Ik maakte een werkweek van om zes uur opstaan vol en ik trek het gewoon nog even door. Het is geen moetje, want als ik het laat maak mag ik van mezelf later opstaan, maar tot nu toe maak ik het niet laat want ik moet om negen uur thuis zijn. In het weekend slaap ik uit tot acht uur en soms zelf negen, wat ineens belachelijk laat is als je bedenkt dat ik normaal om zes uur uit de veren ben. Het is allemaal pure tijdwinst. Vanmorgen speelde ik zelfs met de gedachte om de wekker om vijf uur te zetten. Niet gedaan hoor, het moet wel leuk blijven.
En dit is waarom jij ook een week lang om zes uur (of vroeger) op wil staan:
1. Ochtendmensen eten gezonder. Wat logisch klinkt, want je hebt tijd om ontbijt te maken. En als je de dag begint met gezond te eten, dan is het waarschijnlijker dat je dit volhoudt. Zeggen Finse wetenschappers, wat aannemelijk klinkt.

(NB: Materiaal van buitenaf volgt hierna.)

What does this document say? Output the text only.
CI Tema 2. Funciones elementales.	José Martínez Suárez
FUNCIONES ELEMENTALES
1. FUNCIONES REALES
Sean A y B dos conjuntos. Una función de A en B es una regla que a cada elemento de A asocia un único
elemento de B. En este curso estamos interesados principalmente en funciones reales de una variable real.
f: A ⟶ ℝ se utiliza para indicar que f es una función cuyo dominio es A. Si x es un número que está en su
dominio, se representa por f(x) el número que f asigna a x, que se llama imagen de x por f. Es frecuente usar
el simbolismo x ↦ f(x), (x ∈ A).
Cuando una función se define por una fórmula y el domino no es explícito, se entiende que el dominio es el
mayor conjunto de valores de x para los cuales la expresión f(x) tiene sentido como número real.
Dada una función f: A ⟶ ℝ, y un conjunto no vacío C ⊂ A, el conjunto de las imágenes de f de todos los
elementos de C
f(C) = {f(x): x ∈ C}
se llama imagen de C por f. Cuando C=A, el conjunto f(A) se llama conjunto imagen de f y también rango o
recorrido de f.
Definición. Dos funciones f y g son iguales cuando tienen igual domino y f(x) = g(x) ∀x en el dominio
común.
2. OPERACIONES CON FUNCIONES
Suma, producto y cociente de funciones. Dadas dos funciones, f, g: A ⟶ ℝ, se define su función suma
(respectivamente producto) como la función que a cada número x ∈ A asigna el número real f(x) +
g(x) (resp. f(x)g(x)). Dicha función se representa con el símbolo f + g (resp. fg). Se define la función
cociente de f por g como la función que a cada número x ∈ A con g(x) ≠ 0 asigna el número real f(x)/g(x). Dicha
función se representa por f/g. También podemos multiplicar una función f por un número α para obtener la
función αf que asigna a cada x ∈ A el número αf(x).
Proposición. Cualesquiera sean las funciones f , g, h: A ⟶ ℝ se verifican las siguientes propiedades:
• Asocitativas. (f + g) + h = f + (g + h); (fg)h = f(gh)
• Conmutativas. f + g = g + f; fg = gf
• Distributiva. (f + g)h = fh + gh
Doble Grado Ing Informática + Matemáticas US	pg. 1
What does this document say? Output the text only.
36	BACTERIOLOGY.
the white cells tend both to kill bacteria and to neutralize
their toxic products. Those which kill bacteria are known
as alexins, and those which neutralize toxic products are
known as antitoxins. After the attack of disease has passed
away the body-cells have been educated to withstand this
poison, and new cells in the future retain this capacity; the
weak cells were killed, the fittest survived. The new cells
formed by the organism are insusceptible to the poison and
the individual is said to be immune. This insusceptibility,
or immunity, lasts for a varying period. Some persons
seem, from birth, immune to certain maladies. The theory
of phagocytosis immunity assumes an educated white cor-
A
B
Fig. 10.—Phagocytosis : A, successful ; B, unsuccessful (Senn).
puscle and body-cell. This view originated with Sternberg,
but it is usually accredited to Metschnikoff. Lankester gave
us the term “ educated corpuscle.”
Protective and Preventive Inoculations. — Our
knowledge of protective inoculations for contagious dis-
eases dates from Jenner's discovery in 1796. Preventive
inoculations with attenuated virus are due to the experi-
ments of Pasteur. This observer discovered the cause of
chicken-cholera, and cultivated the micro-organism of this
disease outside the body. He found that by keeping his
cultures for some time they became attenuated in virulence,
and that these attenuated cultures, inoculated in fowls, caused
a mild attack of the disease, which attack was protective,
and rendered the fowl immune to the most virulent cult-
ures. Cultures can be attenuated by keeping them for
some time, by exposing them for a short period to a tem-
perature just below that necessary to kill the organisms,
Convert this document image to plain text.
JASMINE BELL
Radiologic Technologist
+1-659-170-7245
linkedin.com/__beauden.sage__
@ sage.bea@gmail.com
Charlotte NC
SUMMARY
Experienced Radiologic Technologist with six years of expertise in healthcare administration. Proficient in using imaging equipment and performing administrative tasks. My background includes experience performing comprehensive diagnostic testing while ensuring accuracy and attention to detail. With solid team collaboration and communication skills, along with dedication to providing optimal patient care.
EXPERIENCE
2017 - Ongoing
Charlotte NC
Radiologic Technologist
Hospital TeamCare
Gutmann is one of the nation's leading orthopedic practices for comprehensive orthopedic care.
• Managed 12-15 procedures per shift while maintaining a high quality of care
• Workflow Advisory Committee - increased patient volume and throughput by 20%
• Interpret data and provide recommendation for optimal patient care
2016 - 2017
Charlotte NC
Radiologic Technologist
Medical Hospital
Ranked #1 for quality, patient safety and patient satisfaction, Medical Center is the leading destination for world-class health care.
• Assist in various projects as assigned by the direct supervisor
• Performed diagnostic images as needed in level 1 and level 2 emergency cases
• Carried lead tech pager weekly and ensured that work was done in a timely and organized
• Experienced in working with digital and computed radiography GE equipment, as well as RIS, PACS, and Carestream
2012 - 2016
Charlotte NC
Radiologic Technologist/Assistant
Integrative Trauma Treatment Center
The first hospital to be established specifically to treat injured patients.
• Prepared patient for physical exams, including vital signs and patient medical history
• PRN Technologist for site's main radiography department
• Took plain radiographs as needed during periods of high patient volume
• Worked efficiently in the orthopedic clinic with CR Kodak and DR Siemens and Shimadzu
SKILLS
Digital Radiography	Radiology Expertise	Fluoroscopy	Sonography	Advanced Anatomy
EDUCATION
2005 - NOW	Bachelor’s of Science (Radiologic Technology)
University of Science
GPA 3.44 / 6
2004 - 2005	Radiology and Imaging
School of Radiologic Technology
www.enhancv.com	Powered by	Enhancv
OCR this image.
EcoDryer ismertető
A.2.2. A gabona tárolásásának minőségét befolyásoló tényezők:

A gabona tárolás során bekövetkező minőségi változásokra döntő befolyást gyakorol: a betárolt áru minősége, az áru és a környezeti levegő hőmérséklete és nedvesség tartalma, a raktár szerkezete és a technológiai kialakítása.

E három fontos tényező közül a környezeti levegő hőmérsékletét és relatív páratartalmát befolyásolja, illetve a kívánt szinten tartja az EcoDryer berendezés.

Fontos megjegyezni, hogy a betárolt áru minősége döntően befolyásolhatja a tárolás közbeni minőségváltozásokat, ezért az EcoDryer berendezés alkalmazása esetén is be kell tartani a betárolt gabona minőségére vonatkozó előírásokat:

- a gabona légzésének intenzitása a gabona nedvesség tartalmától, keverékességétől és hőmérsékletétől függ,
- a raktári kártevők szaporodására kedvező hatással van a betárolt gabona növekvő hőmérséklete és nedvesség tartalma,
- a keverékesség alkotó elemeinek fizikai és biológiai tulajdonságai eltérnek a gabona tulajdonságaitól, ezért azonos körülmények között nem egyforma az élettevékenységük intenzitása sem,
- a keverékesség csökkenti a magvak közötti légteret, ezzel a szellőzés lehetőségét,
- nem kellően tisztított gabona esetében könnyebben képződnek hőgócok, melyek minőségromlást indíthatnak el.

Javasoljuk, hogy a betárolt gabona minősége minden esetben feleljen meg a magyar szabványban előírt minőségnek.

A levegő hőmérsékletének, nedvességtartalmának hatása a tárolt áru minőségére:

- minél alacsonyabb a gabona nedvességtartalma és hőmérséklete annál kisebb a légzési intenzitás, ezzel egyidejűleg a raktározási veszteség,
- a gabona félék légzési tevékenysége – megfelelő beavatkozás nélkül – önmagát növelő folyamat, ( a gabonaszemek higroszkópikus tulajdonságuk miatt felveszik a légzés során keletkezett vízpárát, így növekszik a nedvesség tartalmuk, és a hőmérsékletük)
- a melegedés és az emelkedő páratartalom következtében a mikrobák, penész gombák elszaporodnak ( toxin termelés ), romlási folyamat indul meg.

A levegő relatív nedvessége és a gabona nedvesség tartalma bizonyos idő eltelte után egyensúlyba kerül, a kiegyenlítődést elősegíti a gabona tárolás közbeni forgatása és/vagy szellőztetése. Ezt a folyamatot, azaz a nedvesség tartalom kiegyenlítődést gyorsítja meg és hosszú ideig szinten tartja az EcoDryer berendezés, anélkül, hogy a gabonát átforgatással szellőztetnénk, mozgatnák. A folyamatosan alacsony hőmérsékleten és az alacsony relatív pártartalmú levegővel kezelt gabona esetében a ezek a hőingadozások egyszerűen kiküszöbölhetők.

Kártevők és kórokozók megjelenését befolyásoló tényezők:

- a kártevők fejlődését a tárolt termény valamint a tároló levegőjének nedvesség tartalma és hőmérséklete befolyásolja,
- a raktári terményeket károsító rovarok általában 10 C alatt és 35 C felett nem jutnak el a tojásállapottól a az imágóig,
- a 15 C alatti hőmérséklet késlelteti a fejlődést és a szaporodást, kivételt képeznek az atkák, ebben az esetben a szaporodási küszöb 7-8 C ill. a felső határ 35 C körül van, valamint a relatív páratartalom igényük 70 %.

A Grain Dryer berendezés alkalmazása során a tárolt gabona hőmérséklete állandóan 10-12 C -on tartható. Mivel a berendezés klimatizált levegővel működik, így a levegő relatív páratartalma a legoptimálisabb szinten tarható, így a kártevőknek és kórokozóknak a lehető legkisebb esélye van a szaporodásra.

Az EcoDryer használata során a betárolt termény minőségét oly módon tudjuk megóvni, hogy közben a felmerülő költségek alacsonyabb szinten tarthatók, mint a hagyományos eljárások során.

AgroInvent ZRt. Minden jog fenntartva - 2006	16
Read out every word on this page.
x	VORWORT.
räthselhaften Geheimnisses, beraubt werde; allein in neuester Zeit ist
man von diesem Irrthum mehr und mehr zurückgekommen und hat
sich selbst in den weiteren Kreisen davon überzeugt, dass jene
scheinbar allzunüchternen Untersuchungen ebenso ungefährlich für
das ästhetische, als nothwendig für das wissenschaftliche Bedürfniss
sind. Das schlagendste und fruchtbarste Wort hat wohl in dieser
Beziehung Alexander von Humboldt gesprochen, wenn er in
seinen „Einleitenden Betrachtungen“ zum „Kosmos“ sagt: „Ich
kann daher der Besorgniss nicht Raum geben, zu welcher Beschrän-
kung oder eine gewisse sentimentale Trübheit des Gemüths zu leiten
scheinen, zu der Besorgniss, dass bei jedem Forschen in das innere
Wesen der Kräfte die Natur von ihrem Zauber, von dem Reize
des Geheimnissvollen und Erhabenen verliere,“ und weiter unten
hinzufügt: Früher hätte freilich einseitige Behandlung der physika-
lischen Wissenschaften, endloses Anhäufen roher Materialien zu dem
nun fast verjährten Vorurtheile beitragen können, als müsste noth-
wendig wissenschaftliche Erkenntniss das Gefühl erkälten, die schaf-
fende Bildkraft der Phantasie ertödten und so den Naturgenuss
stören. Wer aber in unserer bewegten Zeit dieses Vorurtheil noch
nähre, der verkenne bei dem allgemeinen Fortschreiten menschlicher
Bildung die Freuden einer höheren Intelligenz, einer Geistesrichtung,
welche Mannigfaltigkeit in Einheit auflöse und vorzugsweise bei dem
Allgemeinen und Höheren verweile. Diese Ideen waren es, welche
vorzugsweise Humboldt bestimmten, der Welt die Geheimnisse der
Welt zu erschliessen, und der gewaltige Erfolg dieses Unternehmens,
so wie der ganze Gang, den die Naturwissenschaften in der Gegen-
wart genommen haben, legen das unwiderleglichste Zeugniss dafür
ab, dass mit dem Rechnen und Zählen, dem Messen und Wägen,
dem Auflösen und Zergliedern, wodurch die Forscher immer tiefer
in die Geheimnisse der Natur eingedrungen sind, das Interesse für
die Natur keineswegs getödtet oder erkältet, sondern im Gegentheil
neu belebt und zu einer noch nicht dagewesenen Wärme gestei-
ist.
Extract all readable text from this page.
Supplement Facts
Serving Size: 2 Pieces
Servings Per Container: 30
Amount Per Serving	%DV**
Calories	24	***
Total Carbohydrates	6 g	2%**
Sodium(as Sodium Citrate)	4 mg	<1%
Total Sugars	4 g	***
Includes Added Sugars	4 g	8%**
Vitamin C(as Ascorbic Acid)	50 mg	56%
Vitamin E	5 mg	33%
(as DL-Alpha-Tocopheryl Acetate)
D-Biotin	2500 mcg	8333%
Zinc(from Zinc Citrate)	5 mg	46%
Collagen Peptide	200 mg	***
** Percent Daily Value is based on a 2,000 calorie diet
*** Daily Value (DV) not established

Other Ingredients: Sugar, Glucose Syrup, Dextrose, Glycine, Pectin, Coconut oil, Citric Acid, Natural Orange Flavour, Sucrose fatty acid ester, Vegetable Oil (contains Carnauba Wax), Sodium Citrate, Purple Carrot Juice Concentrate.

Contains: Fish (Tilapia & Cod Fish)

2. Wat doe je ’s avonds na tienen nou eigenlijk nog? Weinig. Maar als je eerder opstaat, dan begin je gewoon aan de dag, waardoor je meer gedaan krijgt.
3. Je hebt tijd om gezonde gewoontes, zoals sporten en mediteren, te onwikkelen. Tijd waarvan je altijd dacht die niet te hebben.
4. Door vroeg op te staan kun je werken op tijden waarop anderen nog niet werken en daardoor word je niet gestoord. Wat enorm productief werkt.
5. Je begint de dag met een hoger IQ. Uit onderzoek blijkt dat je intelligentiequotiënt met tien hele punten zakt door je mail te checken, door door social media te scrollen en berichtjes te sturen. Vroeg opstaan maakt je dus zelfs slimmer.
Morgenochtend, 06:00 uur. Ben je erbij?